3. La conservazione dei dati
Abbiamo già illustrato al punto precedente le difficoltà e la complessità di individuare processi e piattaforme prive di rischi nella raccolta, il trattamento, la trasmissione e la conservazione dei dati personali dei pazienti.
Alla lista dei problemi si aggiunge il fenomeno dell’elevato tasso di pensionamento dei medici che, in assenza di una policy definita, lascia un database ambulatoriale pieno di dati clinico-assistenziali non utilizzabili dal medico che subentra.
Da qui, nasce il terzo dubbio su come garantire la corretta conservazione: soluzioni estemporanee o modifica del GDPR?

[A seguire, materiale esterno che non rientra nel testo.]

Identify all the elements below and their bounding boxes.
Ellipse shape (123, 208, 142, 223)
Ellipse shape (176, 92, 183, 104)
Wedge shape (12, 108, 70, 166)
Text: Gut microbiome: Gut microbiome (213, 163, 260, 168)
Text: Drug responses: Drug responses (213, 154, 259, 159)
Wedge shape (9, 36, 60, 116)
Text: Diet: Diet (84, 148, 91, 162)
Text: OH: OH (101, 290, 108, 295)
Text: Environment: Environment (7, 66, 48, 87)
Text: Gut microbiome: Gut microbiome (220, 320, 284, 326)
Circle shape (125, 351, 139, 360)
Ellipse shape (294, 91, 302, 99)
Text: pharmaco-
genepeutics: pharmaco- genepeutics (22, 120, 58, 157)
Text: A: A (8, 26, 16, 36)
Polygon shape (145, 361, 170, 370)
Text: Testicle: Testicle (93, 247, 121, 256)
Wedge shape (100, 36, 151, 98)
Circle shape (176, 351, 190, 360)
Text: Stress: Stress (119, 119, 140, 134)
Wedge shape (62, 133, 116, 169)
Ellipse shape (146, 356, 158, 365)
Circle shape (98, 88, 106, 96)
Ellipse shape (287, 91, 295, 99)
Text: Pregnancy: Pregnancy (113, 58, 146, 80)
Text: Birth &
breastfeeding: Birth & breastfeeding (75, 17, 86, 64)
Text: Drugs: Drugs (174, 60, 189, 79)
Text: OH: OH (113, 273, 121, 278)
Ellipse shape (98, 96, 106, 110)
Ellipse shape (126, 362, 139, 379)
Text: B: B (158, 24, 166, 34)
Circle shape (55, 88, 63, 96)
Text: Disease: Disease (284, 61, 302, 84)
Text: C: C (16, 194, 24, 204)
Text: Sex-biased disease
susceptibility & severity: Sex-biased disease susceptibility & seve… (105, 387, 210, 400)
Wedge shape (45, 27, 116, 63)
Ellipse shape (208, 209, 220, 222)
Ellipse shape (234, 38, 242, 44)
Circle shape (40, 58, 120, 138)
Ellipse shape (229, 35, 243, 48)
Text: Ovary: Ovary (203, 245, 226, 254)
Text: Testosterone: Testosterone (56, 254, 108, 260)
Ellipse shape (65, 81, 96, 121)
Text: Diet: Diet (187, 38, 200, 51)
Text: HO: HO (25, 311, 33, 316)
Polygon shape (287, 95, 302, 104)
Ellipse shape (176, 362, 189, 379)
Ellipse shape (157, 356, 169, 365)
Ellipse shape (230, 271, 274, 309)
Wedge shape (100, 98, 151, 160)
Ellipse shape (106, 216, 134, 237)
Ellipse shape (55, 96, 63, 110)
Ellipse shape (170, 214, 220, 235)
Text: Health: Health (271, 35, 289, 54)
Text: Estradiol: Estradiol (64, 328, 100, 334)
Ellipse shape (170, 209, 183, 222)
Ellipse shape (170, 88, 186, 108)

Solitamente vengono adottate soluzioni provvisorie, efficaci per gestire le incombenze immediate ma che sono applicate in deroga palese a qualsiasi regola e principio.
Per non tamponare in eterno, il Garante ha individuato nel codice di condotta (previsto dal GDPR) uno strumento in cui tutti i soggetti appartenenti a un contesto di trattamento possono definire dal basso nuove regole conformi al rispetto del GDPR.
Spetterà in seguito alle autorità di protezione dei dati incoraggiare la creazione di proposte per poi valutarle ed eventualmente approvarle e promuoverle.